Para “a construção do eu e da identidade” em que se afirma “Eye, Lash!”, Kat Válastur “materializa” a memória de mulheres como a freira francesa Marguerite Porete, do século XIII, autora de “O espelho das almas simples”, condenada à fogueira, por heresia, nos primeiros anos de 1300.

A partir do quadro de Paul Delaroche “A execução da Lady Jane Gray”, toma igualmente a memória da rainha adolescente que ocupou o trono inglês durante nove dias, no século XVI, até ser levada para a morte.

A estas, junta a mutante Monkey, que comunica com os mortos, no filme “Stalker”, de Andrei Tarkovsky.
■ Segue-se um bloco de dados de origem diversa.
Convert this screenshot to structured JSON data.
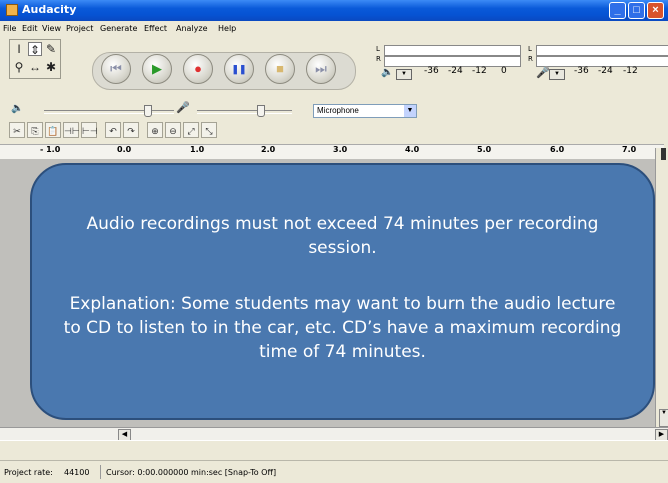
{
  "window": {
    "title": "Audacity",
    "min_label": "_",
    "max_label": "□",
    "close_label": "×"
  },
  "menu": [
    "File",
    "Edit",
    "View",
    "Project",
    "Generate",
    "Effect",
    "Analyze",
    "Help"
  ],
  "tools": {
    "select": "I",
    "envelope": "⇕",
    "draw": "✎",
    "zoom": "⚲",
    "timeshift": "↔",
    "multi": "✱"
  },
  "transport": {
    "rewind": "⏮",
    "play": "▶",
    "record": "●",
    "pause": "❚❚",
    "stop": "■",
    "ffwd": "⏭"
  },
  "meters": {
    "out_L": "L",
    "out_R": "R",
    "in_L": "L",
    "in_R": "R",
    "scale_out": [
      "-36",
      "-24",
      "-12",
      "0"
    ],
    "scale_in": [
      "-36",
      "-24",
      "-12"
    ]
  },
  "mixer": {
    "input_source": "Microphone"
  },
  "ruler": [
    "- 1.0",
    "0.0",
    "1.0",
    "2.0",
    "3.0",
    "4.0",
    "5.0",
    "6.0",
    "7.0"
  ],
  "status": {
    "project_rate_label": "Project rate:",
    "project_rate_value": "44100",
    "cursor_text": "Cursor: 0:00.000000 min:sec  [Snap-To Off]"
  },
  "callout": {
    "line1": "Audio recordings must not exceed 74 minutes per recording session.",
    "line2": "Explanation: Some students may want to burn the audio lecture to CD to listen to in the car, etc. CD’s have a maximum recording time of 74 minutes."
  },
  "colors": {
    "callout_fill": "#4a78af",
    "titlebar": "#0a5ad9",
    "record_red": "#e03030",
    "play_green": "#2a9a2a",
    "pause_blue": "#2a4fd0"
  }
}
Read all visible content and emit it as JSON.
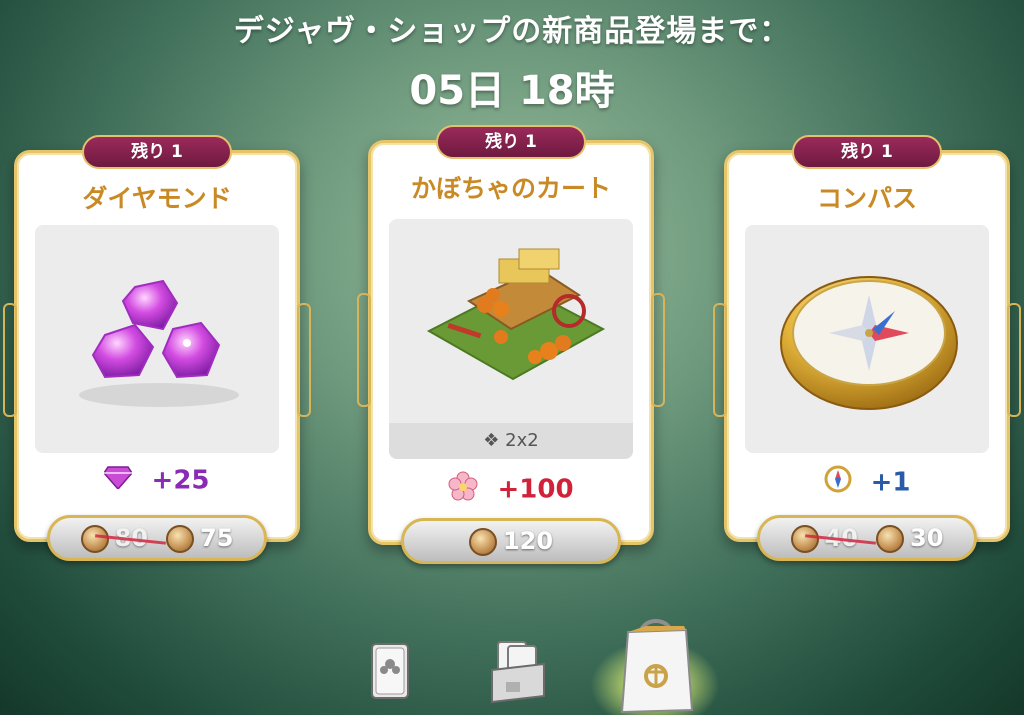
{
  "header": {
    "countdown_label": "デジャヴ・ショップの新商品登場まで：",
    "countdown_value": "05日 18時"
  },
  "items": [
    {
      "stock": "残り 1",
      "name": "ダイヤモンド",
      "reward_icon": "diamond-icon",
      "reward": "+25",
      "reward_color": "#8a2bb5",
      "old_price": "80",
      "price": "75"
    },
    {
      "stock": "残り 1",
      "name": "かぼちゃのカート",
      "size": "2x2",
      "reward_icon": "flower-icon",
      "reward": "+100",
      "reward_color": "#d0233a",
      "price": "120"
    },
    {
      "stock": "残り 1",
      "name": "コンパス",
      "reward_icon": "compass-icon",
      "reward": "+1",
      "reward_color": "#2a5aa8",
      "old_price": "40",
      "price": "30"
    }
  ],
  "nav": {
    "tabs": [
      "card-tab-icon",
      "card-box-tab-icon",
      "shop-bag-tab-icon"
    ],
    "active": "shop-bag-tab-icon"
  },
  "colors": {
    "badge": "#7d1f4b",
    "title": "#c98a25",
    "frame_gold": "#e6c46a"
  }
}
Sobre a estreia de “Eye, Lash!”, em Berlim, no passado dia 04, a imprensa alemã recordou como, nas suas obras, Kat Válastur “criou tantas vezes mundos estranhos, inspirados na mitologia e em rituais arcaicos", fazendo agora apelo a "fantasmas de mulheres", num “jardim mágico”, como escreve a revista cultural Prinz, de edição digital.

Uma zona coberta de lajes quadradas, das quais saem flores e arbustos, revela-se uma ilha no meio da água que avança até ao limite do palco, descreve a revista. Neste cenário, “tudo acontece a partir da escuridão, uma escuridão a que, no final, tudo regressa”.

No início, é a respiração de Válastur que dá sinal das muitas vidas que evoca, antes de os movimentos se multiplicarem por “um número infinito de figuras”, como se fossem fantasmas a apoderar-se do seu corpo.

“O que também é fascinante nesta peça” – prossegue a revista – “é Kat Válastur aceder ao presente, a partir de imagens e rituais antigos e de visões pós-apocalípticas, vindas da ficção científica”, acabando assim por revelar “uma mulher do presente”, na partilha de “memórias com mulheres do passado e visões de mulheres do futuro”.

“As coreografias [de Válastur] demonstram como os corpos são sujeitos ao poder e a forma como lentamente se transformam em fonte de resistência”, escreve a crítica alemã sobre a coreógrafa.

“Até onde posso ir ao dançar? Até que ponto pode uma dança levar-me?”, interroga-se Válastur, nas notas que publica no seu ‘site’, aludindo aos "campos de forças" do seu trabalho, para mais à frente responder: “Persisto no corpo como meio através do qual procuro exprimir-me. Não eu mesma, como uma identidade, mas como alguém que coloca questões sobre o que torna a identidade profunda”.

Nascida em Atenas, Kat Válastur fixou-se em Berlim, onde trabalha como coreógrafa e ‘performer’, e na produção de obras em vídeo, como a primeira versão de “Eye, Lash!”, concluída durante o confinamento, ou instalações que por vezes acompanham as suas atuações em palco, como “Ultra Censored” e “Stellar Fauna”.

Formada na Escola Helénica de Dança, de Atenas, e nos Estúdios Trisha Brown, de Nova Iorque, Válastur fez um mestrado em dança no Inter-University Centre de Berlim, onde se fixou.

“Eye, Lash!” marca o regresso de Kat Válastur a Portugal, depois ter apresentado “Lang”, em Serralves, no Porto, em setembro de 2019, no âmbito do programa “O Museu como Performance”.

Em junho do ano passado, desenvolveu o projeto “The FarNear”, numa residência artística n’O Espaço do Tempo, em Montemor-o-Novo.

Os seus trabalhos têm sido apresentados nas principais salas europeias de cidades como Berlim, Paris, Viena, Madrid, Atenas e Basileia.

“Eye, Lash!” tem música de Stavros Gasparatos. É uma coprodução do centro teatral de Berlim HAU Hebbel am Ufer, e do projeto "December Dance", do Concertgebouw de Amesterdão e do Cultuurcentrum de Bruges, na Bélgica.

No CCB, tem sessões na sexta-feira, às 21h00 e, no sábado, às 19h00.